09.02.2025
Vanochtend waren wij de enige vogels aan het wad, waar mijn oren in Siberische wind vroren tot ijs.
Nederlanders lezen gemiddeld vijf boeken per jaar. Anno nu. Gemiddeld. De helft leest niet of nauwelijks. Nog geen twee van de vijf boeken betreft literatuur. We kijken daarentegen jaarlijks pakweg honderd films en gamen zowat dagelijks. Gemiddeld. Literatuur is geen zaak van hoger belang meer. Met de literatuurkritiek is het navenant bergafwaarts gegaan. Er is zogoed als geen behoefte meer aan. Dat het handjevol literatuurcritici dat is overgebleven de koek probeert te verdelen, lijkt me niet opzienbarend. Evenals het gegeven dat hun kritieken in de regel kritieklozer geworden zijn. Lief zijn voor elkaar vergroot overlevingskansen.

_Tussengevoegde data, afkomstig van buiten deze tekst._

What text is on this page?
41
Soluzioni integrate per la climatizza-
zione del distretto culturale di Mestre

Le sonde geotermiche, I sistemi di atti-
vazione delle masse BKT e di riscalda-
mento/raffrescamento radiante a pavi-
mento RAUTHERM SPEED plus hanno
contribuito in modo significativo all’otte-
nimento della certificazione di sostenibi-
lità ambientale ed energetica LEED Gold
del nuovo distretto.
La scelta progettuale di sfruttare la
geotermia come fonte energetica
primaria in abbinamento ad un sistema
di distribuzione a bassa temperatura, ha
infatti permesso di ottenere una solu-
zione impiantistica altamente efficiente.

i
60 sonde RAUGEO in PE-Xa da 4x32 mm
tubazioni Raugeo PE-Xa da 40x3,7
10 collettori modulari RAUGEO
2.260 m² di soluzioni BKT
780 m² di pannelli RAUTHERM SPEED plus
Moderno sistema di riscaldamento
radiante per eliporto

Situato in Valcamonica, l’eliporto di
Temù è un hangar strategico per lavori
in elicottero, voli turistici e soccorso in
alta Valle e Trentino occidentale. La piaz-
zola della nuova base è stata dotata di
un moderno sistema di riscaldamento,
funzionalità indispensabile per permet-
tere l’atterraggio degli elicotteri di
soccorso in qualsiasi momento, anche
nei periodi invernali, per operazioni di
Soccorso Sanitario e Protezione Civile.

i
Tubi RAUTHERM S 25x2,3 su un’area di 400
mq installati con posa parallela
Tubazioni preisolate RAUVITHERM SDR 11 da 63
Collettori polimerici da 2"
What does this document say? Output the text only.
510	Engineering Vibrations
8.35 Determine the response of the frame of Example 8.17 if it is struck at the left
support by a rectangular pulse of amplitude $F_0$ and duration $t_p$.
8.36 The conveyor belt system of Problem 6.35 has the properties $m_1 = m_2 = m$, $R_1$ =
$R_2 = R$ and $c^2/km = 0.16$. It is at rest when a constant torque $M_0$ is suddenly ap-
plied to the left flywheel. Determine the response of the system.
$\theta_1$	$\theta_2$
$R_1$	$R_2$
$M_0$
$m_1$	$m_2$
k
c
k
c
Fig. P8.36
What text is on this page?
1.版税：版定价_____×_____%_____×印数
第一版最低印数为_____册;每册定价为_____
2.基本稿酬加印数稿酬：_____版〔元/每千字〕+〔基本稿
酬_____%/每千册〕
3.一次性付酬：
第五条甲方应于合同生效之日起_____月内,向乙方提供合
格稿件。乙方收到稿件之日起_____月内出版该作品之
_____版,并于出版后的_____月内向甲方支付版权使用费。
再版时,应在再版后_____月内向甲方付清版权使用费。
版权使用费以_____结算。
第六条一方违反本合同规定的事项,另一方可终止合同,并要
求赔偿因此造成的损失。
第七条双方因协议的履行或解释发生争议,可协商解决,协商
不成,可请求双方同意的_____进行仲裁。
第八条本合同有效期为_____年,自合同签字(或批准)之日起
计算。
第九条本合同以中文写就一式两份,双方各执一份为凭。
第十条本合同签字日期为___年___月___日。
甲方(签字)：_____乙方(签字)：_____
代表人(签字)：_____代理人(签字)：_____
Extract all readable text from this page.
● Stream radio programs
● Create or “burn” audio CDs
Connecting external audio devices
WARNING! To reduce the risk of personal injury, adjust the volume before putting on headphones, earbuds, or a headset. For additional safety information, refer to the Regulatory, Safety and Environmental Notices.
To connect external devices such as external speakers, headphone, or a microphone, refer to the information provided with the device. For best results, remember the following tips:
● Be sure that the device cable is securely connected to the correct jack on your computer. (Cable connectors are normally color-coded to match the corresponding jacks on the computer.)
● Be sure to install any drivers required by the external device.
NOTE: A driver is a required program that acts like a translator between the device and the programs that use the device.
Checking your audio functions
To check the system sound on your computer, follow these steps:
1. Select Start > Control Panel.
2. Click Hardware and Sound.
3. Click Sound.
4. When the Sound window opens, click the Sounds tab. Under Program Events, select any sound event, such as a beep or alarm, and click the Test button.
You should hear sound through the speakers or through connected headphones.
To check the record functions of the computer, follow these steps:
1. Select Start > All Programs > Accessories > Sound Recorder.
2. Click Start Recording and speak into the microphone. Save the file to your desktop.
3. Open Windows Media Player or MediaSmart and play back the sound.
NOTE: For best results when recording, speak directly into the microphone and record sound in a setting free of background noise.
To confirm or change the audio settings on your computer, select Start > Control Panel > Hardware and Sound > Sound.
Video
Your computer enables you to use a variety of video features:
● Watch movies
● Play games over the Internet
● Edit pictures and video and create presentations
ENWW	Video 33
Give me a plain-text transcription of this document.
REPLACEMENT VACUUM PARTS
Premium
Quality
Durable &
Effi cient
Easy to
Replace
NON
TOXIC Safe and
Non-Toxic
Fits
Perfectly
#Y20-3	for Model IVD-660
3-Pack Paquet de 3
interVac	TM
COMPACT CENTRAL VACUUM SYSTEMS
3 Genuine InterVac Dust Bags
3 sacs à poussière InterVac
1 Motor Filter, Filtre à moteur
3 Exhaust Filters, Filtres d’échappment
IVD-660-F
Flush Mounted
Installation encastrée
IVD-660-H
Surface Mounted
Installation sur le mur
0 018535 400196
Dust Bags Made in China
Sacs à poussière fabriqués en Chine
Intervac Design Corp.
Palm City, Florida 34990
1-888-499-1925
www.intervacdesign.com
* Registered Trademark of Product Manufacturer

Veel oorlog, veel opstanden in het vooruitzicht.
Scheurde een zak borrelnootjes open, Provençaals gekruid.
“Ik zoek naar een algemene, universele ervaring – gelijk een stretchsok, passend voor iedereen. Een gedicht waar een lezer in kan opgaan en wie weet wat uit kan halen, zonder iets te weten te hoeven komen over mij, mijn geschiedenis, seksleven of wat dan ook. De reputatie die mijn poëzie heeft als iets wat uiterst privé is en moeilijk toegankelijk, is niet waarop ik hoopte. Ik zou graag willen dat mensen mijn poëzie ooit als een zo open mogelijke tekstvorm zullen beschouwen, als iets waarin iedereen zijn eigen ervaringen weerspiegeld kan zien, zonder dat die ervaringen duidelijk gedefinieerd of omschreven zijn” (Ashbery, 1972).